Generic properties of combinatory maps: neutral networks of RNA secondary structures

Random graph theory is used to model and analyse the relationships between sequences and secondary structures of RNA molecules, which are understood as mappings from sequence space into shape space. These maps are non-invertible since there are always many orders of magnitude more sequences than structures. Sequences folding into identical structures form neutral networks. A neutral network is embedded in the set of sequences that are compatible with the given structure. Networks are modeled as graphs and constructed by random choice of vertices from the space of compatible sequences. The theory characterizes neutral networks by the mean fraction of neutral neighbors (lambda). The networks are connected and percolate sequence space if the fraction of neutral nearest neighbors exceeds a threshold value (lambda > lambda *). Below threshold (lambda < lambda *), the networks are partitioned into a largest "giant" component and several smaller components. Structures are classified as "common" or "rare" according to the sizes of their pre-images, i.e. according to the fractions of sequences folding into them.
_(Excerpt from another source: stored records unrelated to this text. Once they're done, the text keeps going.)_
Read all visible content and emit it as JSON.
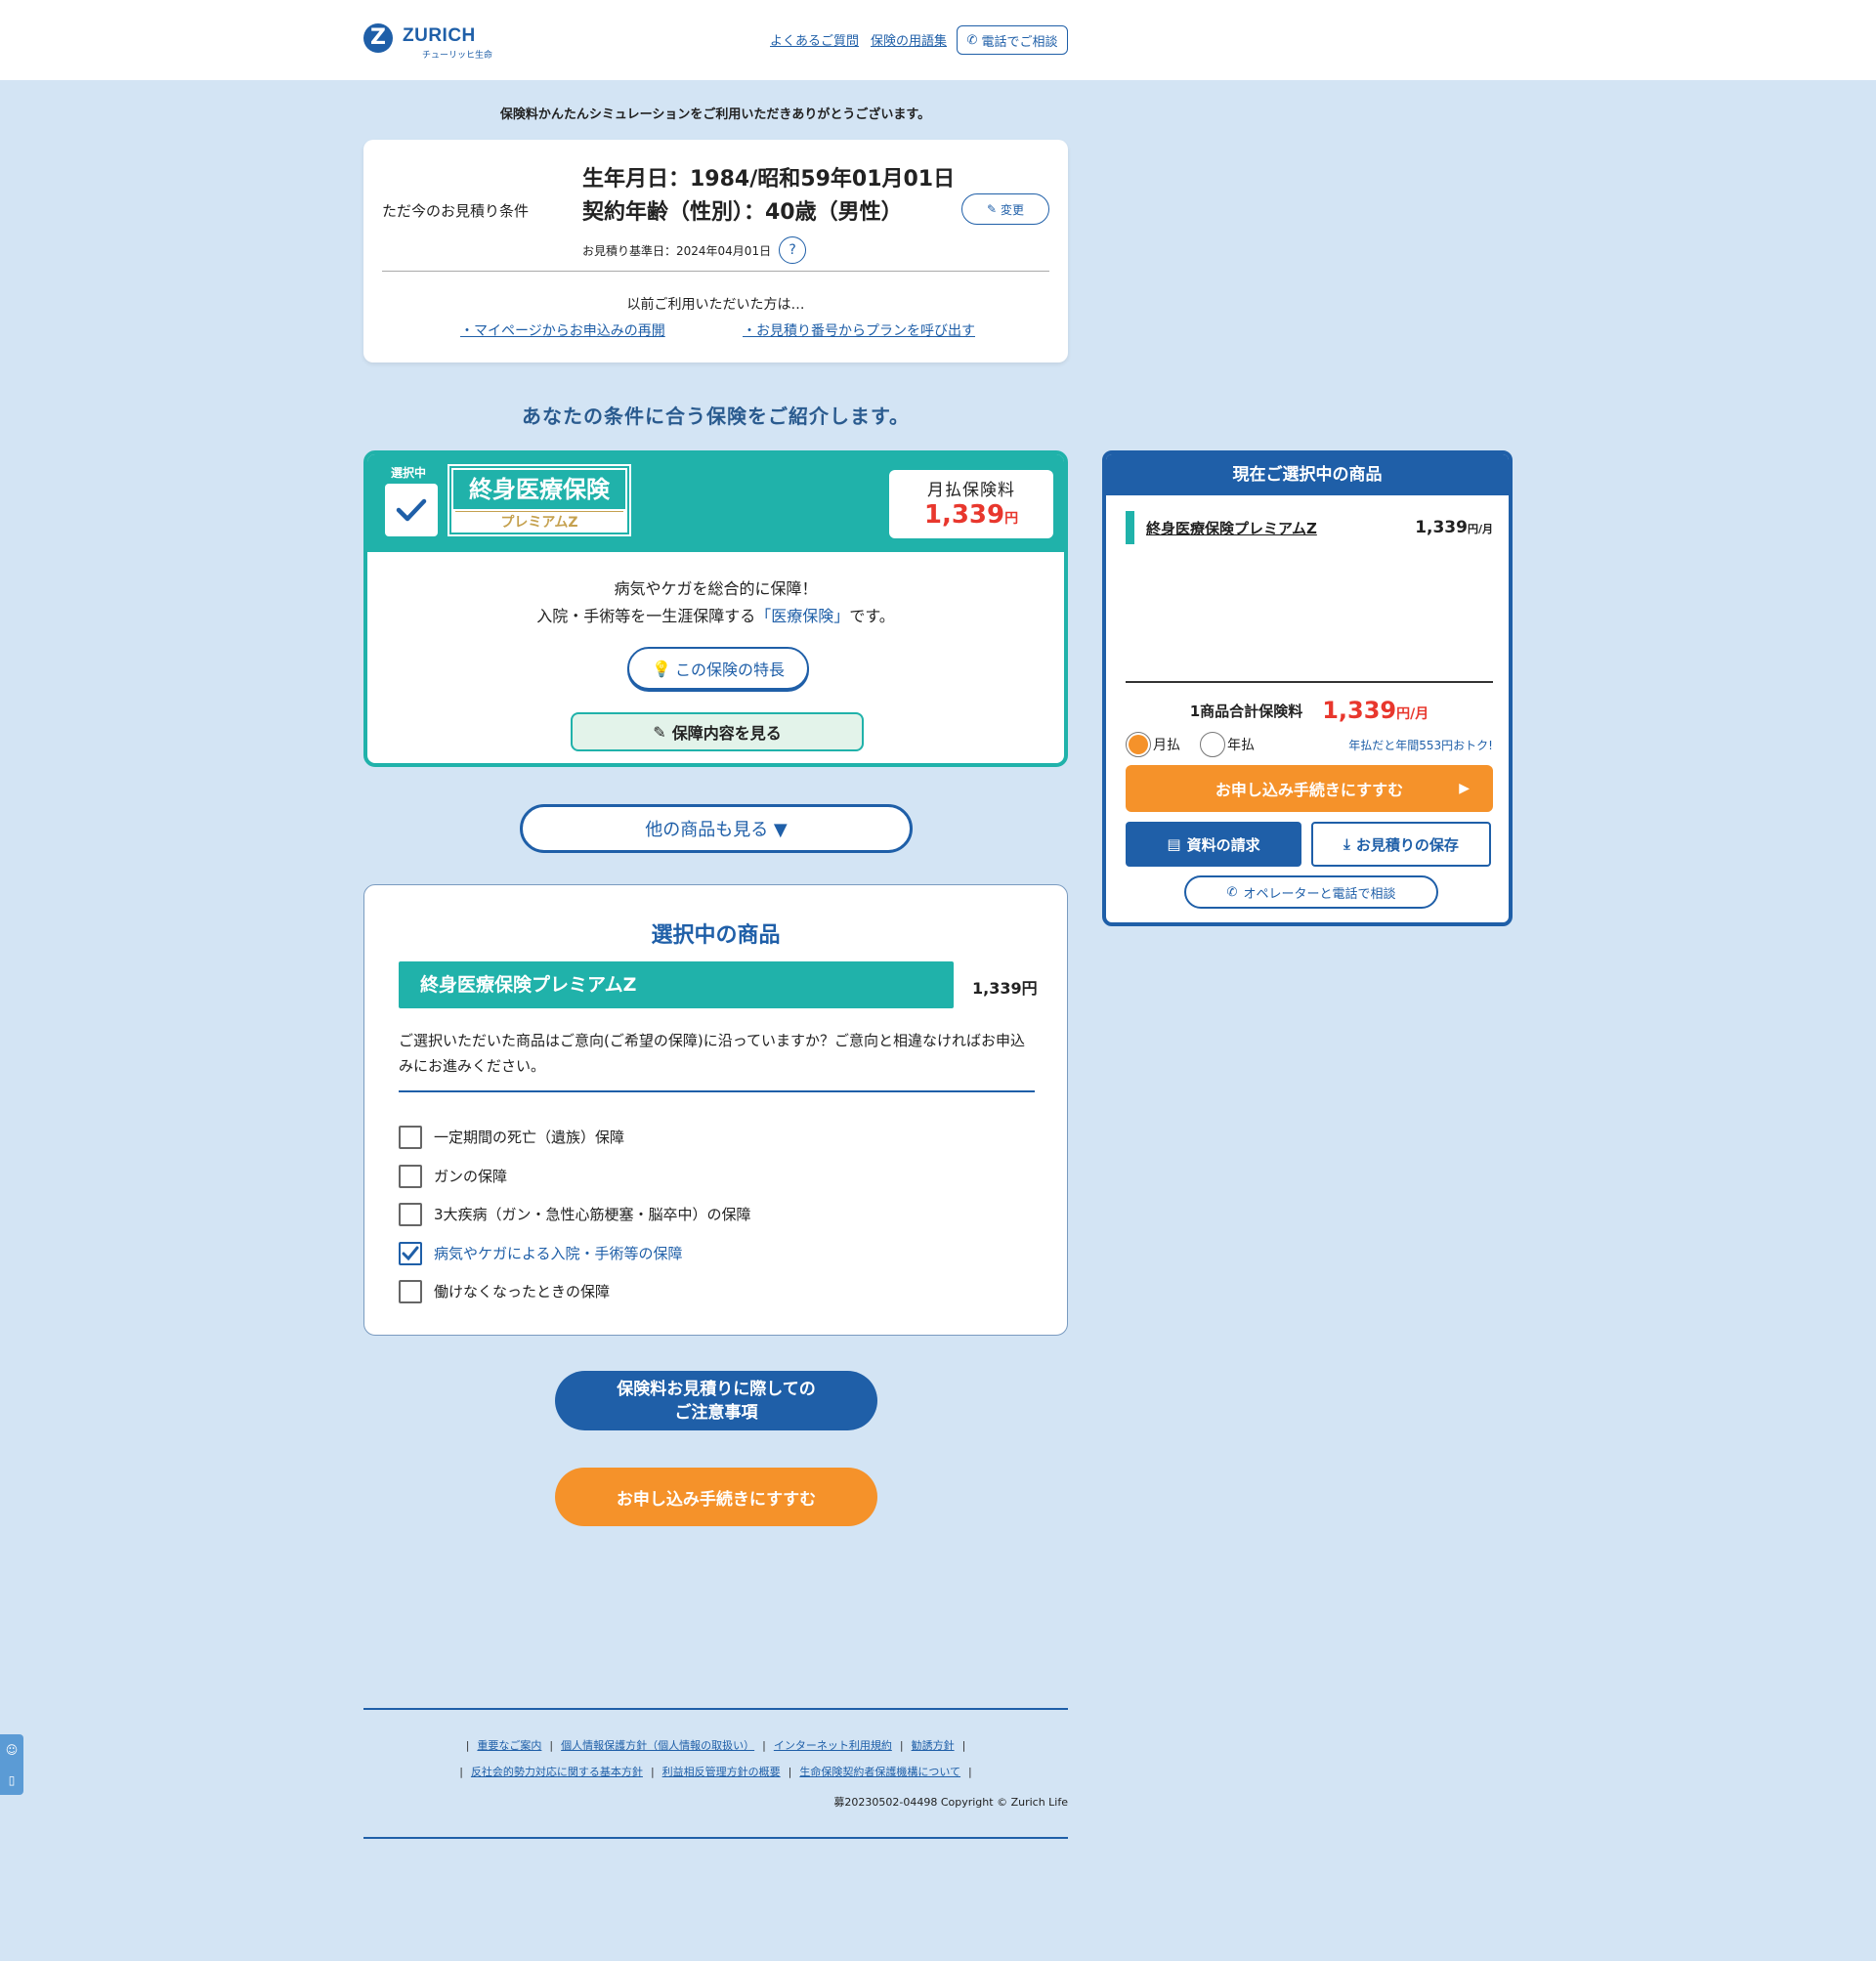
{
  "header": {
    "logo_word": "ZURICH",
    "logo_sub": "チューリッヒ生命",
    "faq_link": "よくあるご質問",
    "glossary_link": "保険の用語集",
    "tel_button": "電話でご相談"
  },
  "thanks_message": "保険料かんたんシミュレーションをご利用いただきありがとうございます。",
  "conditions": {
    "label": "ただ今のお見積り条件",
    "dob": "生年月日：1984/昭和59年01月01日",
    "age": "契約年齢（性別）：40歳（男性）",
    "base_date": "お見積り基準日：2024年04月01日",
    "help_icon": "?",
    "change_button": "変更",
    "prev_note": "以前ご利用いただいた方は…",
    "mypage_link": "・マイページからお申込みの再開",
    "quote_link": "・お見積り番号からプランを呼び出す"
  },
  "intro": "あなたの条件に合う保険をご紹介します。",
  "product": {
    "selected_tag": "選択中",
    "name": "終身医療保険",
    "subname": "プレミアムZ",
    "price_label": "月払保険料",
    "price": "1,339",
    "price_unit": "円",
    "desc_line1": "病気やケガを総合的に保障！",
    "desc_line2_a": "入院・手術等を一生涯保障する",
    "desc_line2_hl": "「医療保険」",
    "desc_line2_b": "です。",
    "feature_button": "この保険の特長",
    "coverage_button": "保障内容を見る"
  },
  "more_button": "他の商品も見る ▼",
  "selected": {
    "title": "選択中の商品",
    "product_name": "終身医療保険プレミアムZ",
    "price": "1,339円",
    "text": "ご選択いただいた商品はご意向(ご希望の保障)に沿っていますか？ご意向と相違なければお申込みにお進みください。",
    "checklist": [
      {
        "label": "一定期間の死亡（遺族）保障",
        "checked": false
      },
      {
        "label": "ガンの保障",
        "checked": false
      },
      {
        "label": "3大疾病（ガン・急性心筋梗塞・脳卒中）の保障",
        "checked": false
      },
      {
        "label": "病気やケガによる入院・手術等の保障",
        "checked": true
      },
      {
        "label": "働けなくなったときの保障",
        "checked": false
      }
    ]
  },
  "notice_button_line1": "保険料お見積りに際しての",
  "notice_button_line2": "ご注意事項",
  "apply_button": "お申し込み手続きにすすむ",
  "side": {
    "title": "現在ご選択中の商品",
    "item_name": "終身医療保険プレミアムZ",
    "item_price": "1,339",
    "item_unit": "円/月",
    "total_label": "1商品合計保険料",
    "total_price": "1,339",
    "total_unit": "円/月",
    "monthly": "月払",
    "annual": "年払",
    "annual_note": "年払だと年間553円おトク!",
    "apply_button": "お申し込み手続きにすすむ",
    "doc_button": "資料の請求",
    "save_button": "お見積りの保存",
    "operator_button": "オペレーターと電話で相談"
  },
  "footer": {
    "links_row1": [
      "重要なご案内",
      "個人情報保護方針（個人情報の取扱い）",
      "インターネット利用規約",
      "勧誘方針"
    ],
    "links_row2": [
      "反社会的勢力対応に関する基本方針",
      "利益相反管理方針の概要",
      "生命保険契約者保護機構について"
    ],
    "copyright": "募20230502-04498 Copyright © Zurich Life"
  },
  "colors": {
    "brand_blue": "#1f5fa8",
    "teal": "#20b2aa",
    "orange": "#f5922a",
    "price_red": "#e8372d",
    "page_bg": "#d3e4f4"
  }
}
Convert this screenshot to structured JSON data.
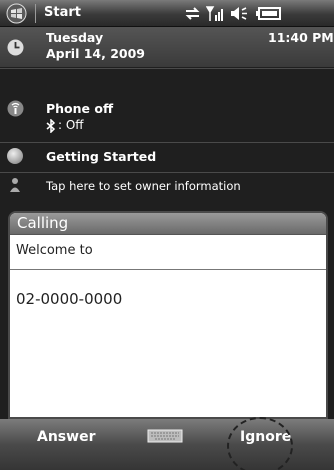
{
  "titlebar": {
    "title": "Start",
    "time": "11:40 PM"
  },
  "today": {
    "date_line1": "Tuesday",
    "date_line2": "April 14, 2009",
    "phone_title": "Phone off",
    "phone_status": ": Off",
    "getting_started": "Getting Started",
    "owner_info": "Tap here to set owner information"
  },
  "dialog": {
    "title": "Calling",
    "message": "Welcome to",
    "number": "02-0000-0000"
  },
  "softkeys": {
    "left": "Answer",
    "right": "Ignore"
  },
  "icons": [
    "windows-logo-icon",
    "connectivity-icon",
    "signal-icon",
    "volume-icon",
    "battery-icon",
    "clock-icon",
    "phone-icon",
    "bluetooth-icon",
    "getting-started-icon",
    "owner-icon",
    "keyboard-icon"
  ]
}
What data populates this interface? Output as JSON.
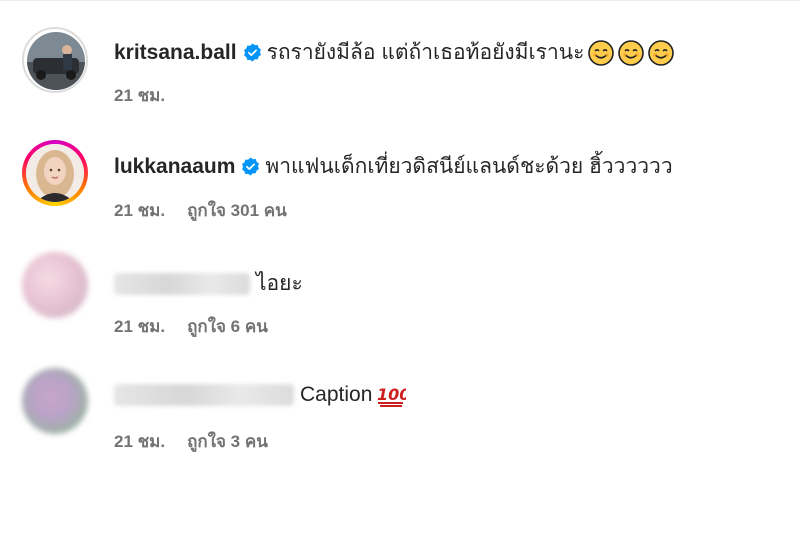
{
  "comments": [
    {
      "username": "kritsana.ball",
      "verified": true,
      "text": "รถรายังมีล้อ แต่ถ้าเธอท้อยังมีเรานะ",
      "emojis": [
        "smiling-face-icon",
        "smiling-face-icon",
        "smiling-face-icon"
      ],
      "time": "21 ชม.",
      "likes": ""
    },
    {
      "username": "lukkanaaum",
      "verified": true,
      "text": "พาแฟนเด็กเที่ยวดิสนีย์แลนด์ชะด้วย ฮิ้วววววว",
      "time": "21 ชม.",
      "likes": "ถูกใจ 301 คน"
    },
    {
      "username_hidden": true,
      "text": "ไอยะ",
      "time": "21 ชม.",
      "likes": "ถูกใจ 6 คน"
    },
    {
      "username_hidden": true,
      "text": "Caption",
      "emojis": [
        "hundred-points-icon"
      ],
      "time": "21 ชม.",
      "likes": "ถูกใจ 3 คน"
    }
  ],
  "colors": {
    "verified_blue": "#0095f6",
    "text": "#262626",
    "meta": "#737373"
  }
}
The neutral networks of any pair of two different common structures almost touch each other, and, as expressed by the conjecture of shape space covering sequences folding into almost all common structures, can be found in a small ball of an arbitrary location in sequence space. The results from random graph theory are compared to data obtained by folding large samples of RNA sequences. Differences are explained in terms of specific features of RNA molecular structures.

Bio-molecular shapes and algebraic structures

Shapes of biological macromolecules--RNA, DNA, and proteins--can be represented by abstract algebraic structures provided that a suitably coarse resolution is chosen. These abstract structures, for instance partially ordered sets and permutation groups, can be used for deriving new metric distances between bimolecular shapes and for proving surprising theorems on sequence-structure relations.